Every cell, organ and tissue in your body needs water to work properly. Lack of water can lead to dehydration — a condition that occurs when you don’t have enough water in your body to carry out normal functions. Even mild dehydration can drain your energy and make you tired.

So how much fluid does the average, healthy adult living in a temperate climate need? The U.S. National Academies of Sciences, Engineering, and Medicine determined that an adequate daily fluid intake is:

  • About 15.5 cups (3.7 liters) of fluids a day for men
  • About 11.5 cups (2.7 liters) of fluids a day for women

These recommendations cover fluids from water, other beverages and food. About 20% of daily fluid intake usually comes from food and the rest from drinks. Most healthy people can stay hydrated by drinking water and other fluids whenever they feel thirsty. For some people, fewer than eight glasses a day might be enough. But other people might need more.

You might need to modify your total fluid intake based on several factors:

  • Exercise: If you do any activity that makes you sweat, you need to drink extra water to cover the fluid loss. It’s important to drink water before, during and after a workout.
  • Environment: Hot or humid weather can make you sweat and requires additional fluid. Dehydration also can occur at higher altitudes.
  • Overall health: Your body loses fluids when you have a fever, vomiting or diarrhea. Drink more water or follow a doctor’s recommendation to drink oral rehydration solutions. Other conditions that might require increased fluid intake include bladder infections and urinary tract stones.
  • Pregnancy, monthly period and breast-feeding: If you are pregnant or breast-feeding, you may need additional fluids to stay hydrated.

Some patients ask if water is the only mode for staying hydrated and the answer is no. You don’t need to solely rely on water to stay hydrated.
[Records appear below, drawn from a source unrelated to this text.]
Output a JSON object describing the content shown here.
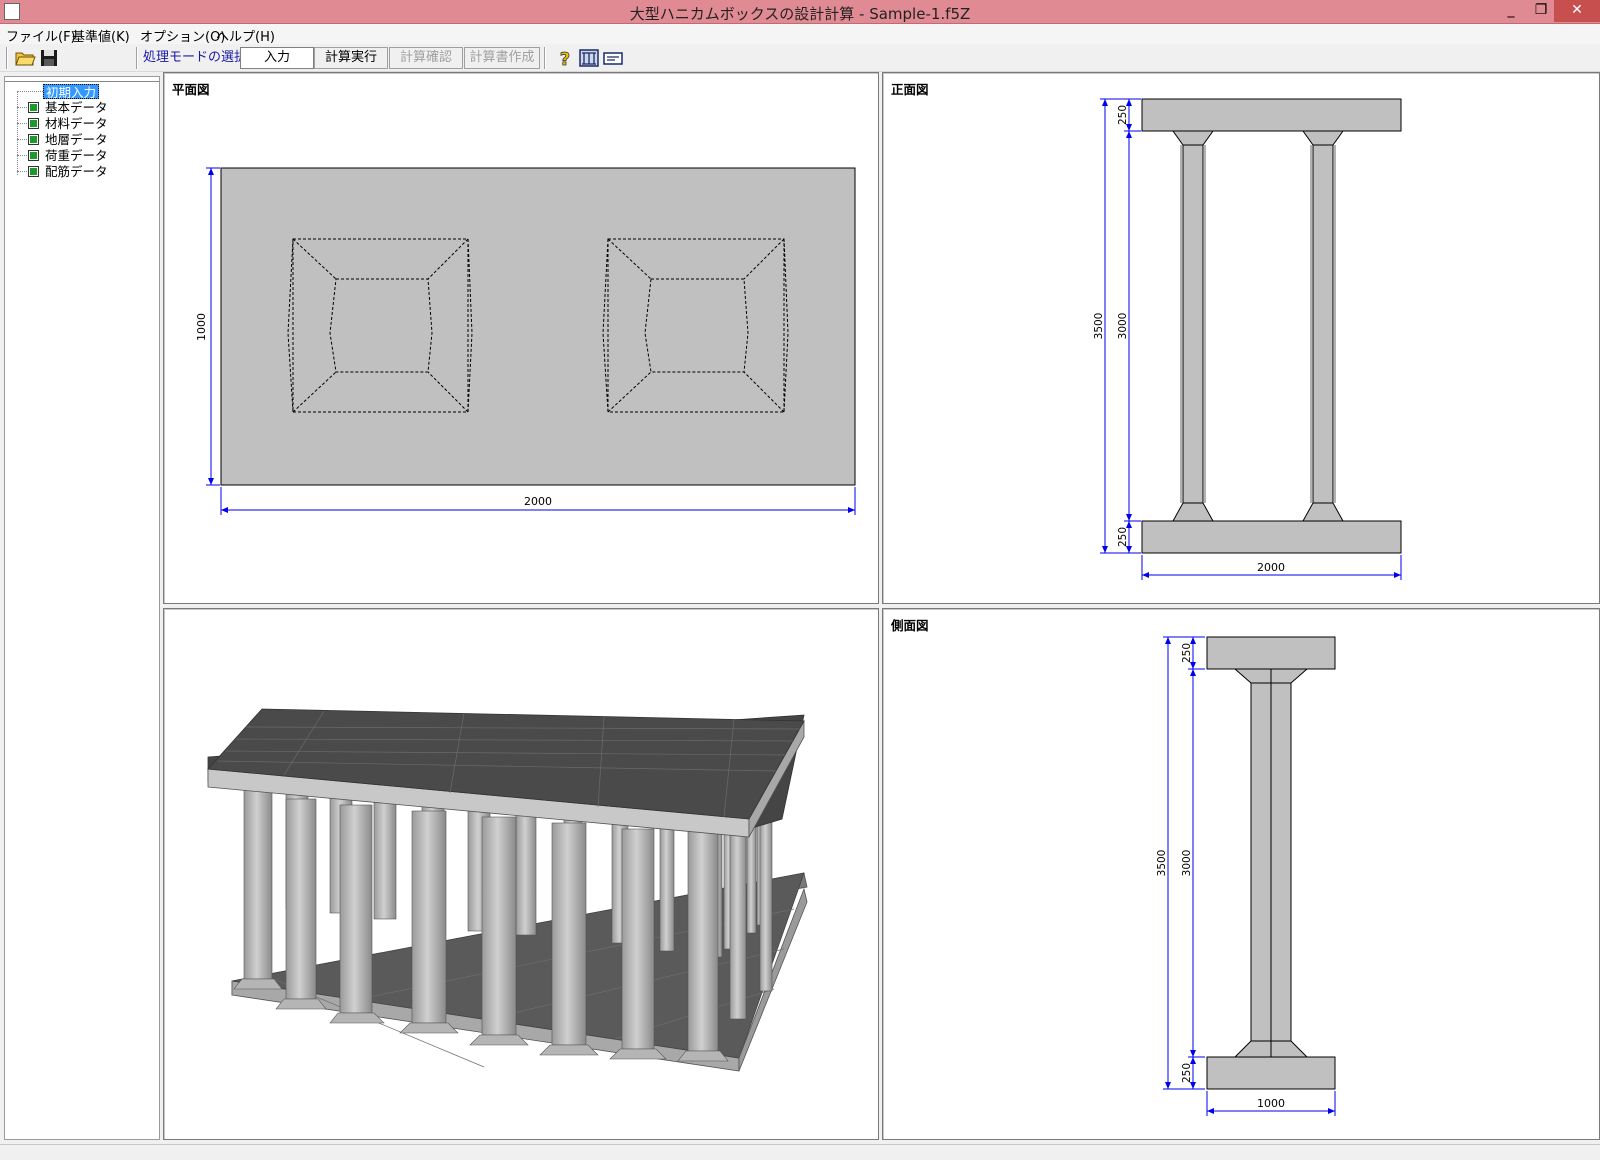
{
  "window": {
    "title": "大型ハニカムボックスの設計計算 - Sample-1.f5Z",
    "minimize": "_",
    "restore": "❐",
    "close": "✕"
  },
  "menu": [
    "ファイル(F)",
    "基準値(K)",
    "オプション(O)",
    "ヘルプ(H)"
  ],
  "toolbar": {
    "mode_label": "処理モードの選択",
    "buttons": [
      "入力",
      "計算実行",
      "計算確認",
      "計算書作成"
    ],
    "icons": [
      "open-folder-icon",
      "save-disk-icon",
      "help-icon",
      "model-view-icon",
      "card-icon"
    ]
  },
  "tree": {
    "root": "初期入力",
    "items": [
      "基本データ",
      "材料データ",
      "地層データ",
      "荷重データ",
      "配筋データ"
    ]
  },
  "views": {
    "plan": {
      "label": "平面図",
      "width": "2000",
      "height": "1000"
    },
    "front": {
      "label": "正面図",
      "top_slab": "250",
      "column": "3000",
      "bottom_slab": "250",
      "total": "3500",
      "width": "2000"
    },
    "side": {
      "label": "側面図",
      "top_slab": "250",
      "column": "3000",
      "bottom_slab": "250",
      "total": "3500",
      "width": "1000"
    }
  }
}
For example, many fruits and vegetables, such as watermelon and spinach, are almost 100% water by weight. 

Benefits of drinking water throughout the day:

  1. Heart health: When you don’t drink enough water, your serum sodium levels increase, which in turn, causes the body to try and conserve water – a process known to contribute to heart failure.
  2. Brain health: Your brain consists of about 73% water and when you don’t have enough in your body, it can slow your ability to focus.
  3. Kidney health: Water helps the kidneys remove waste from the blood.
  4. Join health: Joint cartilage is made up of about 80% water, staying well-hydrated can help cushion and lubricate your joints. 
  5. Metabolism: Drinking enough water can help increase your metabolism by as much as 30%.
  6. Energy: When we’re not sufficiently hydrated, it hampers the flow of nutrients into our cells and clogs waste from flushing out.
  7. Regulates your body temperature.
  8. Immune health: Constantly failing to get enough fluids into your body may depress the immune system and make it harder to fight off illnesses.

You know you’re hydrated if your urine is colorless or light yellow and you rarely feel thirsty. Drinking too much water is rarely a problem for healthy, well-nourished adults. Athletes occasionally may drink too much water in an attempt to prevent dehydration during long or intense exercise. When you drink too much water, your kidneys can’t get rid of the excess water. The sodium content of your blood becomes diluted. This is called hyponatremia and it can be life-threatening.

The information provided is for general interest only and should not be misconstrued as a diagnosis, prognosis, or treatment recommendation. This information does not in any way constitute the practice of medicine, or any other health care profession. Readers are directed to consult their health care provider regarding their specific health situation. Marque Medical is not liable for any action taken by a reader based upon this information.